Making zalebiya is a challenge…for everyone. When I started experimenting with the dough, and made my first ever zalebiya, I almost gave up. The secret lies in the dough and in your working skills, which you can only train by trying the recipe very often. Let’s say as a start, once a year on Epiphany. My first trial goes back 7 years ago when I launched my Facebook page. The number of followers was growing fast, the idea of a book was simmering slowly, and the positive pressure was increasing. It was only natural to develop recipes that were missing in my repertoire, and zalebiya was first on the list.
I knew what the ingredients were; I could taste the marvellous flavour of anise and smell the sweet aroma of fried oil. I was imagining myself carefully dropping the perfect dough into that hot oil. Still, I had no usable recipe. I had no choice but to challenge myself, and sometimes the people around me. I wrote my first recipe, and tried my first zalebiya while visiting my sister in Dubai on January 6, 2013 to celebrate my first Epiphany on Dina’s Kitchen. It wasn’t perfect, but it worked well. Several alterations and trials followed in Lebanon and in Germany the following years, until I obtained the perfect doughy texture.
My aim, however, is not to discourage you. But I know the frustration when you try a new recipe and you face problems that you were not anticipating. I hope the photos I am sharing with you will help you overcome your hesitation or may be fear, and I promise to share a video on this page soon. Meanwhile, check my Instagram account for the video. For the first trial, I would recommend finding another cook enthusiast to assist you. That way one person would form the shape, poke 2 holes (for beginners) or 3 holes (for well-trained) and lower in the hot oil, and the second person would stick the handles of 2 spoons in the holes and stretch once to keep the shape.
I am sharing with you the recipe that made it into my cookbook “The Taste of Marjeyoun”, Le Goût de Marjeyoun”.

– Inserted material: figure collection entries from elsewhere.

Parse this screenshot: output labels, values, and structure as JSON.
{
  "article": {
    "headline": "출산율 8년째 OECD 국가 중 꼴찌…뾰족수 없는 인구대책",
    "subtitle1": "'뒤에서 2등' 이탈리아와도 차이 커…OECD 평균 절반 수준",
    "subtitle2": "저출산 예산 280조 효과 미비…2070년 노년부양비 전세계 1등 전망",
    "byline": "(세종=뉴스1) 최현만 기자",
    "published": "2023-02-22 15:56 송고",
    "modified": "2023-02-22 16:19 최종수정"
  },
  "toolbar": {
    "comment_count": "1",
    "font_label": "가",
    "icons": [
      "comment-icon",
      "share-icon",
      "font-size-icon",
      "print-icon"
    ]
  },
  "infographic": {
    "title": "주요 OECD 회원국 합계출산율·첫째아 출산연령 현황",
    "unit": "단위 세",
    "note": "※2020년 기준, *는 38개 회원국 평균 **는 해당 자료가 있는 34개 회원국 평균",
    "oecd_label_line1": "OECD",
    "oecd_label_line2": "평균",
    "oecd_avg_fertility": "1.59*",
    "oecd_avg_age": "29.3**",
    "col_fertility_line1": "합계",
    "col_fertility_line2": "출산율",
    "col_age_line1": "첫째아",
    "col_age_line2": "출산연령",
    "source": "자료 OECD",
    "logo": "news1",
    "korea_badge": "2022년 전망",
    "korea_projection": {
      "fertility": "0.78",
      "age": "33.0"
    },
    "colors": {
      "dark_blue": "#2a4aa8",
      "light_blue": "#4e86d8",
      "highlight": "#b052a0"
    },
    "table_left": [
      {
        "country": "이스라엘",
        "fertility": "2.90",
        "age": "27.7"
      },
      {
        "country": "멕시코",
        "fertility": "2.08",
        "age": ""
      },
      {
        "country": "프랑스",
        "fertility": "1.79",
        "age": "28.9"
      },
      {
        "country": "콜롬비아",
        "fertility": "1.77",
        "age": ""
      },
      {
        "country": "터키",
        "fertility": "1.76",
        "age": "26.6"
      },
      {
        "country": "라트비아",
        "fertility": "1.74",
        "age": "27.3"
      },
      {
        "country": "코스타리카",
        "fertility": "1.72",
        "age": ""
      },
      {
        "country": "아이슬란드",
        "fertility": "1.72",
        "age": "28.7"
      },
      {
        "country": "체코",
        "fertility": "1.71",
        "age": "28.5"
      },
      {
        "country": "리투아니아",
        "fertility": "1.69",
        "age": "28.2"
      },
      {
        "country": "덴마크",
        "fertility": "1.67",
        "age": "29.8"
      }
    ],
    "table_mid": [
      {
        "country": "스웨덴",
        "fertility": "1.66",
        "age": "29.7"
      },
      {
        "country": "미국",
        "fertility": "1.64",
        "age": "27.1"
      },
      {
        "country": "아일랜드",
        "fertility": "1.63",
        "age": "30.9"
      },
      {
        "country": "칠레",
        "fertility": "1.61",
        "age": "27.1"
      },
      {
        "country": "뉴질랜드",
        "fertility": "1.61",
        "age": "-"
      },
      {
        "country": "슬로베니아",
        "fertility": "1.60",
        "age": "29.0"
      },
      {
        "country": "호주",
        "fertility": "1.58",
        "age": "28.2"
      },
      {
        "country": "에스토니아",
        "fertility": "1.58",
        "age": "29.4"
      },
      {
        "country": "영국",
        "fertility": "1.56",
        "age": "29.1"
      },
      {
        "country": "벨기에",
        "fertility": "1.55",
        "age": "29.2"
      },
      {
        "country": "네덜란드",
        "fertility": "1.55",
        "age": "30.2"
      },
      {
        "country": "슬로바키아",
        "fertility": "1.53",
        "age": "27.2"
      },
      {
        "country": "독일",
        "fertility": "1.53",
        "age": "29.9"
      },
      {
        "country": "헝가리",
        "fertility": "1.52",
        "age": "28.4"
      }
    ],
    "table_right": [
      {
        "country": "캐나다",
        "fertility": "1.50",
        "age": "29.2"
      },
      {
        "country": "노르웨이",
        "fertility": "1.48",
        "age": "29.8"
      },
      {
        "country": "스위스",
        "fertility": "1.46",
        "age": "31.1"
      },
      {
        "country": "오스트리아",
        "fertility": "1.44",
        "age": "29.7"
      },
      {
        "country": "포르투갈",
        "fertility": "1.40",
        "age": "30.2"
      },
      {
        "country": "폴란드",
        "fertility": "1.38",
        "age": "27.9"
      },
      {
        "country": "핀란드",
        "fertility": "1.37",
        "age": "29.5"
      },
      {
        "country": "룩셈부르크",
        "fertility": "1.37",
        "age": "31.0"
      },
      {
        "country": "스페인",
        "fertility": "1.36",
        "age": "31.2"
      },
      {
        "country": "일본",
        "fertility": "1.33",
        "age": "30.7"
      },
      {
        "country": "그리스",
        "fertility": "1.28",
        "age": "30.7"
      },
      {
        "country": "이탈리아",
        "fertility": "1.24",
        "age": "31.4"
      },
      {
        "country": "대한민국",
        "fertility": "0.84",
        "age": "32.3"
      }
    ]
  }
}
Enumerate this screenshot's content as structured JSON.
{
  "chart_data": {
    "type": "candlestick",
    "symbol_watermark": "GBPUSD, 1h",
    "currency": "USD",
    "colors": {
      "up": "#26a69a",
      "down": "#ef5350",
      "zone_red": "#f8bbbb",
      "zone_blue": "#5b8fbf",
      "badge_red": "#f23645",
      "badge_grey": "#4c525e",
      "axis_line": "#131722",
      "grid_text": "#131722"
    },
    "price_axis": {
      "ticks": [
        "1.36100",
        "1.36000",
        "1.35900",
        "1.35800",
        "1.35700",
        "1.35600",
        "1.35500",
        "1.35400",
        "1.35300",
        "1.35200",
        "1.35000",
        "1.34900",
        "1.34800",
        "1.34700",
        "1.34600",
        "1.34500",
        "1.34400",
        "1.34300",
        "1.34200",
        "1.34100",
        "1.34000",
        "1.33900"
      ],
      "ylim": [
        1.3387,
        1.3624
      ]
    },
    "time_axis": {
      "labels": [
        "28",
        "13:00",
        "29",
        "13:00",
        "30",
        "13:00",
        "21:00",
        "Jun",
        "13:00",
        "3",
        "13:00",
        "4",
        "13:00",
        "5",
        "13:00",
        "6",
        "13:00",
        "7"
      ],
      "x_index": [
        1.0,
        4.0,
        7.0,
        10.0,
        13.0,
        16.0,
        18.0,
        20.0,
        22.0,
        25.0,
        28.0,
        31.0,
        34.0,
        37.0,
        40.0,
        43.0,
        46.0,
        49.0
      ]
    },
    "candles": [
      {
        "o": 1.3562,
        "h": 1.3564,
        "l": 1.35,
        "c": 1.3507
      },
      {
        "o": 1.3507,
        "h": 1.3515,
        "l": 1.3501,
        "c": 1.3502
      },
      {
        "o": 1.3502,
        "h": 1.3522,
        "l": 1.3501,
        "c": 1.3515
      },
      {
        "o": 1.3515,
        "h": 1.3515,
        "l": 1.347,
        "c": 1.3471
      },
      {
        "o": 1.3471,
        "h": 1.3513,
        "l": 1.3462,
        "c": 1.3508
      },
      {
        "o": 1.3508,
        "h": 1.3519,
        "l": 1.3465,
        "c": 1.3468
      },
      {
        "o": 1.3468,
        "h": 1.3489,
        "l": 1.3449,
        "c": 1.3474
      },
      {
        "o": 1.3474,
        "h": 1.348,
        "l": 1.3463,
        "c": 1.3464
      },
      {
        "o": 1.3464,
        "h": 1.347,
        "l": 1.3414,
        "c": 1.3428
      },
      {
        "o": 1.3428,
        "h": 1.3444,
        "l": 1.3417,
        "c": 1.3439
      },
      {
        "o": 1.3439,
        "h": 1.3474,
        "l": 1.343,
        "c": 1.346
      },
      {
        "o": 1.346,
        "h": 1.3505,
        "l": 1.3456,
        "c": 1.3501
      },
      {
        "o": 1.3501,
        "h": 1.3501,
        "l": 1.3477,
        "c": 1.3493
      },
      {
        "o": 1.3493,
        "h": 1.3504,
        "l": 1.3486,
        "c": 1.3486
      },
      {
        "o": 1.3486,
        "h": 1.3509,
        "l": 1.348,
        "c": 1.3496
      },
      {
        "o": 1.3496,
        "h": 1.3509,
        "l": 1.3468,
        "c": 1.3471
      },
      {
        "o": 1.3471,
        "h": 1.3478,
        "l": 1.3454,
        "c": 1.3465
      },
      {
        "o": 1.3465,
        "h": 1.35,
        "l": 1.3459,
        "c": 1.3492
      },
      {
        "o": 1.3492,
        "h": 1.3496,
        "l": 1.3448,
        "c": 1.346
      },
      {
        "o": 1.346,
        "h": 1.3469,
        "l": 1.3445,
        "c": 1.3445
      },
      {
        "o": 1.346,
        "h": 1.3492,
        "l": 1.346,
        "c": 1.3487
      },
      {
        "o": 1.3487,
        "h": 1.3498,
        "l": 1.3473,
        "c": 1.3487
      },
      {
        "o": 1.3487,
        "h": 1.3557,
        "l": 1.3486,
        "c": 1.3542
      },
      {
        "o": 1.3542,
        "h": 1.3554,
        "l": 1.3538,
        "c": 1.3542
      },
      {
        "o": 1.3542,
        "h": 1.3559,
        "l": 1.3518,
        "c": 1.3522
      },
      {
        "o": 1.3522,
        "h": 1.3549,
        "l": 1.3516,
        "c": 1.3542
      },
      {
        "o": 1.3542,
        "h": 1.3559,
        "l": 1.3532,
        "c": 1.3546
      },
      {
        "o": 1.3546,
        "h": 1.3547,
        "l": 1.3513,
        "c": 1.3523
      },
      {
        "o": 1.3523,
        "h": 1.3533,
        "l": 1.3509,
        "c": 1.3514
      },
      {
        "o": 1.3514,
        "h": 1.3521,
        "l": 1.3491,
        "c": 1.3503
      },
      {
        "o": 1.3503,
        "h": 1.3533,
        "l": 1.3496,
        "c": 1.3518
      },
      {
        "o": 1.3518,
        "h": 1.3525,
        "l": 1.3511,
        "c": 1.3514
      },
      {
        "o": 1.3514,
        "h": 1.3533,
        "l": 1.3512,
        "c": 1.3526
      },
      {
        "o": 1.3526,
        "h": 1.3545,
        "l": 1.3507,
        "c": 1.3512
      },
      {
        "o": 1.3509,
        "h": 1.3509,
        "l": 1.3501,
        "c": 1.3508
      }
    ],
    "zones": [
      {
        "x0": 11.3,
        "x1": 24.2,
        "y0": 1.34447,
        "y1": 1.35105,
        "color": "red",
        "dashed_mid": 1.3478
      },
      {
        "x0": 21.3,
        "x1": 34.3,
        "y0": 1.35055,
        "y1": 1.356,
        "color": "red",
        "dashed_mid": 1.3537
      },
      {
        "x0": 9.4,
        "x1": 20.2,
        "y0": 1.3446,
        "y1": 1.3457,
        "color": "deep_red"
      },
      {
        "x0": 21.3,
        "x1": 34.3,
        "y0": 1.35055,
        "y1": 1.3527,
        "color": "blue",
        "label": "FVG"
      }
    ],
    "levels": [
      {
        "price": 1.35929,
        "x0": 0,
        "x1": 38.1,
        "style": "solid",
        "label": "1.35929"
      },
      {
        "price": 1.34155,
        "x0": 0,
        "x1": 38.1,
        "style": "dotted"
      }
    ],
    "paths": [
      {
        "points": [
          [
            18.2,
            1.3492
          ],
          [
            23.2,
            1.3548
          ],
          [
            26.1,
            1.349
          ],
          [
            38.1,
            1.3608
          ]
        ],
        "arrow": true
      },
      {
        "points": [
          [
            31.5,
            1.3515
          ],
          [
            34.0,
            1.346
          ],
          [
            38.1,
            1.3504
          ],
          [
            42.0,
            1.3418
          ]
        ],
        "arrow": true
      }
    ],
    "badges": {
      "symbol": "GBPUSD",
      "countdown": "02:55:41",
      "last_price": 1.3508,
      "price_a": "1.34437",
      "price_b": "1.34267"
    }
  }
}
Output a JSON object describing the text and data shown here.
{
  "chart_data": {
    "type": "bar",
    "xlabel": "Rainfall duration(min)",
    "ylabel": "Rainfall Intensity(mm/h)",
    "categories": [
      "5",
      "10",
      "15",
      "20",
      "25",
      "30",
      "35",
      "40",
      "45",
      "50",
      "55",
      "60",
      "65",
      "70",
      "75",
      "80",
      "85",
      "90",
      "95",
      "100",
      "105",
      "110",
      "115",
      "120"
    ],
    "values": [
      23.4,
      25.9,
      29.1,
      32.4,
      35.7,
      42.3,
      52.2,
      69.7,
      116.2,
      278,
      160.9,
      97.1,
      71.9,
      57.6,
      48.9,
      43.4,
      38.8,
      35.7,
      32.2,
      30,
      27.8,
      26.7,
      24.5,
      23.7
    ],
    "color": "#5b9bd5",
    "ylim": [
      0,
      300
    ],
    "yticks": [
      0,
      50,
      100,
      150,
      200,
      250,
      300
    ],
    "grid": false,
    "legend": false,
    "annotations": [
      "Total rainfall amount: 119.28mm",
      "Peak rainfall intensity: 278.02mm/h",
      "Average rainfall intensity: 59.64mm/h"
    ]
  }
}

Good Luck and Happy Epiphany!
Zalebiya - Lebanese Doughnuts
Yield 20 zalebiya
- 30 g sesame
- 425 g sifted all-purpose flour
- 75 g sifted whole wheat flour
- 2 teaspoons rapid-rise yeast
- 175 g granulated sugar
- 1 pinch of salt
- 1 teaspoon ground aniseed
- 1 teaspoon whole aniseed
- ¼ teaspoon mahlab, optional
- 350 ml lukewarm water
- 1 tablespoon sunflower oil to coat the dough
- 750 ml sunflower oil for deep-frying
- Heat a small non-stick frying pan over medium-high heat and toast the sesame for about 3 minutes, or until golden in colour and start to pop, stirring constantly. Be careful, seeds can easily burn. Remove to a plate immediately.
- For the dough: Mix the dry ingredients in a large mixing bowl. Gradually add the water and mix well with your hands. The dough will be soft and sticky. Gather the dough and coat with 1 tablespoon sunflower oil. Cover with plastic wrap and let rest in a warm place for at least 6 hours.
- Frying the zalebiya: Heat the oil in a large heavy-bottomed pan over medium-high until it reaches 180 °C, 350°F on a deep-fry thermometer (see tip below). While the oil heats, line a tray with a double layer paper towels for draining the zalebiya. Have on the side a cup half-filled with oil to grease your fingertips.
- Working in batches of 3 or 4, shape the dough and immediately fry as follows keeping in mind that the pace of work should be coordinated and fast:
- Shaping the dough: With your hand take one portion of dough about 5 cm. Poke two holes (or three holes) in the ball with your index fingers and thumbs and carefully stretch the dough into an oblong shape about 15 cm.
- Frying the dough: Have at hand 2 spoons (for the holes) and 2 forks (to turn the dough in the oil and remove to the plate). Carefully lower one end of a Zalebiyah into the hot oil, and immediately stick the handle of a spoon into the first hole, and almost at the same time, lower the other end and stick the handle of another spoon in the second and third holes and stretch. This should take one to two seconds. Fry until golden brown on the underside for about 2 to 3 minutes. Carefully turn the zalebiyah over and fry for an additional 2 to 3 minutes, or until golden brown as well. Remove the zalebiyah to the paper towel-lined tray.
- Serve at room temperature. Tastes best when freshly made.
Tip: If you don’t have a deep-fry thermometer, insert the handle of a wooden spoon into the hot oil, the oil will bubble around the stick when is ready for frying. You might also have to lower the heat just a bit halfway if the oil gets too smoky.